Aesthetic considerations aside, Norman avails himself of Utopian thought to test the practical validity of localized public interventions; hence the significance of the ceremonial unveiling of the Zuiderpark site in October 2010, under the auspices of a city councillor. In a gesture fraught with symbolism, the keys to the pavilion were handed over to a local gardening association, Gezonde Gronden, who henceforth took full responsibility not only for the garden’s upkeep but also, crucially, for running the educational programme aimed at local residents and schools. The idea being that anyone could come along and learn how to grow vegetables and fruits in their own city according to the principles of permaculture.

Bringing artists, designers and architects into contact with local communities, schools, farmers, and city officials in a bid to develop imaginative and viable alternatives to conventional urban planning is one of the goals of Stroom Den Haag’s ‘Foodprint’. The programme, complete with a manifesto of sorts, takes the lead from architect Carolyn Steel’s Hungry City: How Food Shapes Our Lives (2008), which advocates for the return of food production to the city. Although firmly rooted in the local environment of The Hague, from its inception ‘Foodprint’ has attracted international collaborators whose practice revolves around the ‘influence food can have on the culture, shape and functioning of the city’.
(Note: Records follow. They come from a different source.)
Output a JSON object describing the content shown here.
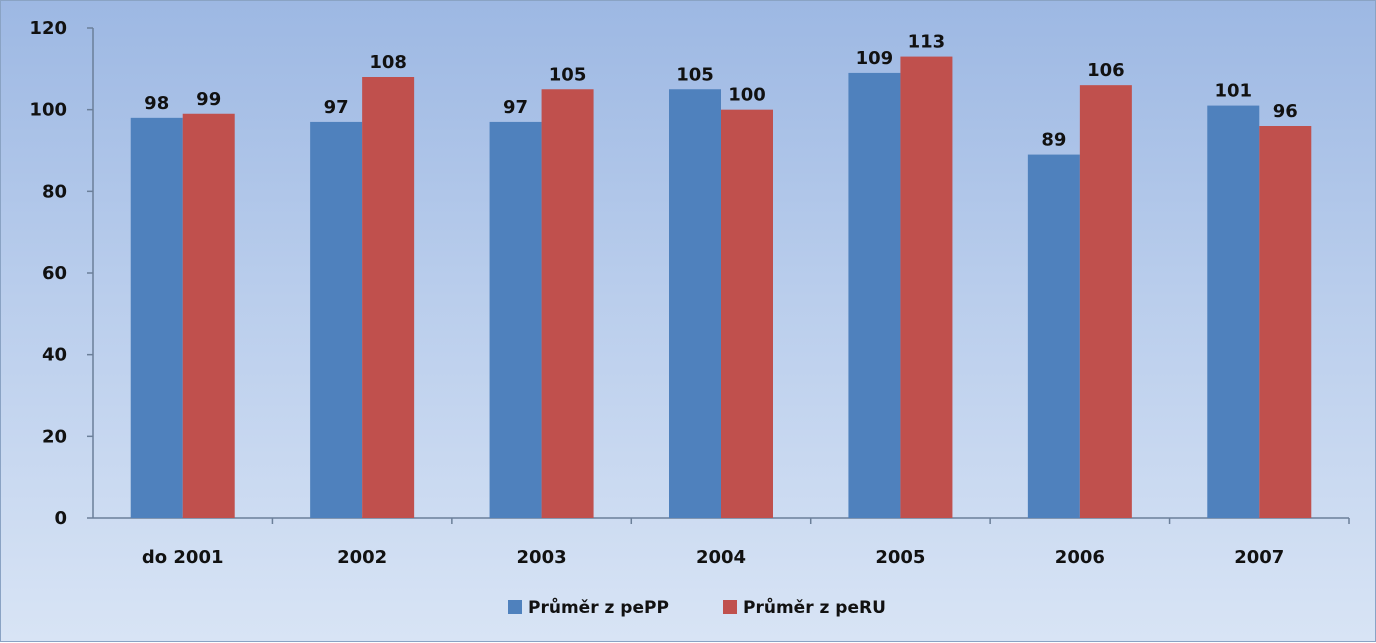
{
  "chart_data": {
    "type": "bar",
    "categories": [
      "do 2001",
      "2002",
      "2003",
      "2004",
      "2005",
      "2006",
      "2007"
    ],
    "series": [
      {
        "name": "Průměr z pePP",
        "color": "#4f81bd",
        "values": [
          98,
          97,
          97,
          105,
          109,
          89,
          101
        ],
        "labels": [
          "98",
          "97",
          "97",
          "105",
          "109",
          "89",
          "101"
        ]
      },
      {
        "name": "Průměr z peRU",
        "color": "#c0504d",
        "values": [
          99,
          108,
          105,
          100,
          113,
          106,
          96
        ],
        "labels": [
          "99",
          "108",
          "105",
          "100",
          "113",
          "106",
          "96"
        ]
      }
    ],
    "yticks": [
      "0",
      "20",
      "40",
      "60",
      "80",
      "100",
      "120"
    ],
    "ylim": [
      0,
      120
    ],
    "grid": false,
    "legend": "bottom",
    "title": "",
    "xlabel": "",
    "ylabel": ""
  }
}
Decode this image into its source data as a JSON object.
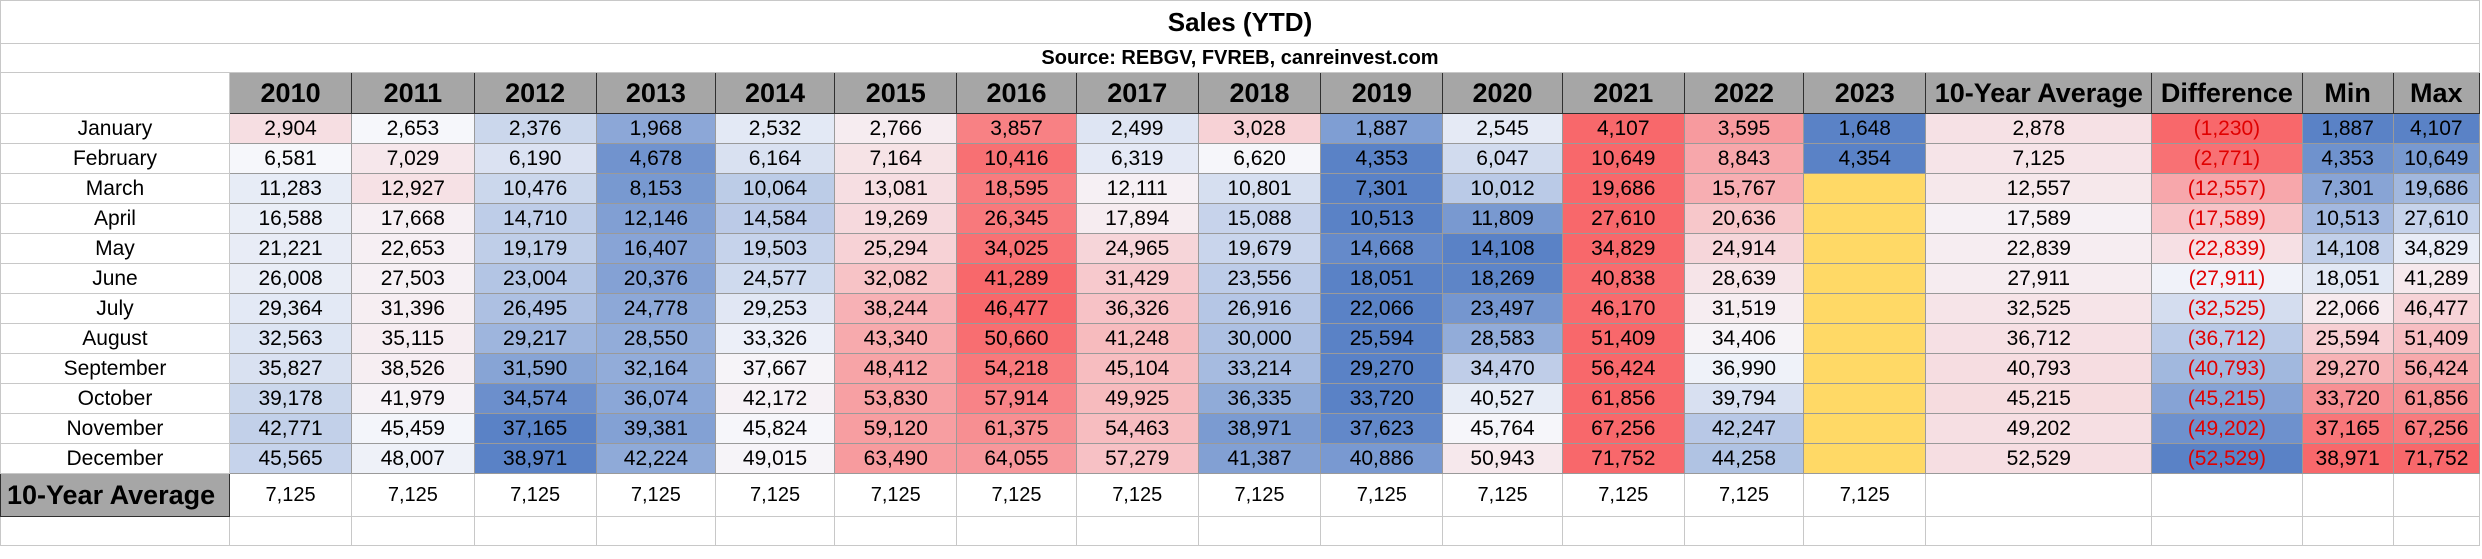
{
  "title": "Sales (YTD)",
  "source": "Source: REBGV, FVREB, canreinvest.com",
  "headers": [
    "2010",
    "2011",
    "2012",
    "2013",
    "2014",
    "2015",
    "2016",
    "2017",
    "2018",
    "2019",
    "2020",
    "2021",
    "2022",
    "2023",
    "10-Year Average",
    "Difference",
    "Min",
    "Max"
  ],
  "year_count": 14,
  "rows": [
    {
      "month": "January",
      "values": [
        "2,904",
        "2,653",
        "2,376",
        "1,968",
        "2,532",
        "2,766",
        "3,857",
        "2,499",
        "3,028",
        "1,887",
        "2,545",
        "4,107",
        "3,595",
        "1,648",
        "2,878",
        "(1,230)",
        "1,887",
        "4,107"
      ]
    },
    {
      "month": "February",
      "values": [
        "6,581",
        "7,029",
        "6,190",
        "4,678",
        "6,164",
        "7,164",
        "10,416",
        "6,319",
        "6,620",
        "4,353",
        "6,047",
        "10,649",
        "8,843",
        "4,354",
        "7,125",
        "(2,771)",
        "4,353",
        "10,649"
      ]
    },
    {
      "month": "March",
      "values": [
        "11,283",
        "12,927",
        "10,476",
        "8,153",
        "10,064",
        "13,081",
        "18,595",
        "12,111",
        "10,801",
        "7,301",
        "10,012",
        "19,686",
        "15,767",
        "",
        "12,557",
        "(12,557)",
        "7,301",
        "19,686"
      ]
    },
    {
      "month": "April",
      "values": [
        "16,588",
        "17,668",
        "14,710",
        "12,146",
        "14,584",
        "19,269",
        "26,345",
        "17,894",
        "15,088",
        "10,513",
        "11,809",
        "27,610",
        "20,636",
        "",
        "17,589",
        "(17,589)",
        "10,513",
        "27,610"
      ]
    },
    {
      "month": "May",
      "values": [
        "21,221",
        "22,653",
        "19,179",
        "16,407",
        "19,503",
        "25,294",
        "34,025",
        "24,965",
        "19,679",
        "14,668",
        "14,108",
        "34,829",
        "24,914",
        "",
        "22,839",
        "(22,839)",
        "14,108",
        "34,829"
      ]
    },
    {
      "month": "June",
      "values": [
        "26,008",
        "27,503",
        "23,004",
        "20,376",
        "24,577",
        "32,082",
        "41,289",
        "31,429",
        "23,556",
        "18,051",
        "18,269",
        "40,838",
        "28,639",
        "",
        "27,911",
        "(27,911)",
        "18,051",
        "41,289"
      ]
    },
    {
      "month": "July",
      "values": [
        "29,364",
        "31,396",
        "26,495",
        "24,778",
        "29,253",
        "38,244",
        "46,477",
        "36,326",
        "26,916",
        "22,066",
        "23,497",
        "46,170",
        "31,519",
        "",
        "32,525",
        "(32,525)",
        "22,066",
        "46,477"
      ]
    },
    {
      "month": "August",
      "values": [
        "32,563",
        "35,115",
        "29,217",
        "28,550",
        "33,326",
        "43,340",
        "50,660",
        "41,248",
        "30,000",
        "25,594",
        "28,583",
        "51,409",
        "34,406",
        "",
        "36,712",
        "(36,712)",
        "25,594",
        "51,409"
      ]
    },
    {
      "month": "September",
      "values": [
        "35,827",
        "38,526",
        "31,590",
        "32,164",
        "37,667",
        "48,412",
        "54,218",
        "45,104",
        "33,214",
        "29,270",
        "34,470",
        "56,424",
        "36,990",
        "",
        "40,793",
        "(40,793)",
        "29,270",
        "56,424"
      ]
    },
    {
      "month": "October",
      "values": [
        "39,178",
        "41,979",
        "34,574",
        "36,074",
        "42,172",
        "53,830",
        "57,914",
        "49,925",
        "36,335",
        "33,720",
        "40,527",
        "61,856",
        "39,794",
        "",
        "45,215",
        "(45,215)",
        "33,720",
        "61,856"
      ]
    },
    {
      "month": "November",
      "values": [
        "42,771",
        "45,459",
        "37,165",
        "39,381",
        "45,824",
        "59,120",
        "61,375",
        "54,463",
        "38,971",
        "37,623",
        "45,764",
        "67,256",
        "42,247",
        "",
        "49,202",
        "(49,202)",
        "37,165",
        "67,256"
      ]
    },
    {
      "month": "December",
      "values": [
        "45,565",
        "48,007",
        "38,971",
        "42,224",
        "49,015",
        "63,490",
        "64,055",
        "57,279",
        "41,387",
        "40,886",
        "50,943",
        "71,752",
        "44,258",
        "",
        "52,529",
        "(52,529)",
        "38,971",
        "71,752"
      ]
    }
  ],
  "avg_label": "10-Year Average",
  "avg_values": [
    "7,125",
    "7,125",
    "7,125",
    "7,125",
    "7,125",
    "7,125",
    "7,125",
    "7,125",
    "7,125",
    "7,125",
    "7,125",
    "7,125",
    "7,125",
    "7,125"
  ],
  "colors": {
    "low": "#5a82c6",
    "mid": "#f6f7fb",
    "high": "#f8686b",
    "missing": "#ffd966",
    "header_bg": "#a6a6a6",
    "negative_text": "#e00000"
  }
}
Time and effort are required for such initiatives to bear fruit (in more ways than one). The official opening of the pavilion in October was followed, appropriately enough, by a feast; yet it was too soon for the cornucopian spread of tasty wholesome dishes, served by picturesque mothers with babes in arms, to have come from Edible Park itself. Owing to local volunteers who have continued to use it and care for it, the garden has since grown and even started to spread, exactly as Norman hoped it would. Local authorities in the Zuiderpark district have shown their willingness to collaborate with Stroom Den Haag on setting up additional permaculture gardens modelled on Edible Park – a measure of the work’s success and of the ‘Foodprint’ programme as a whole.

Agnieszka Gratza is a writer and critic based in London.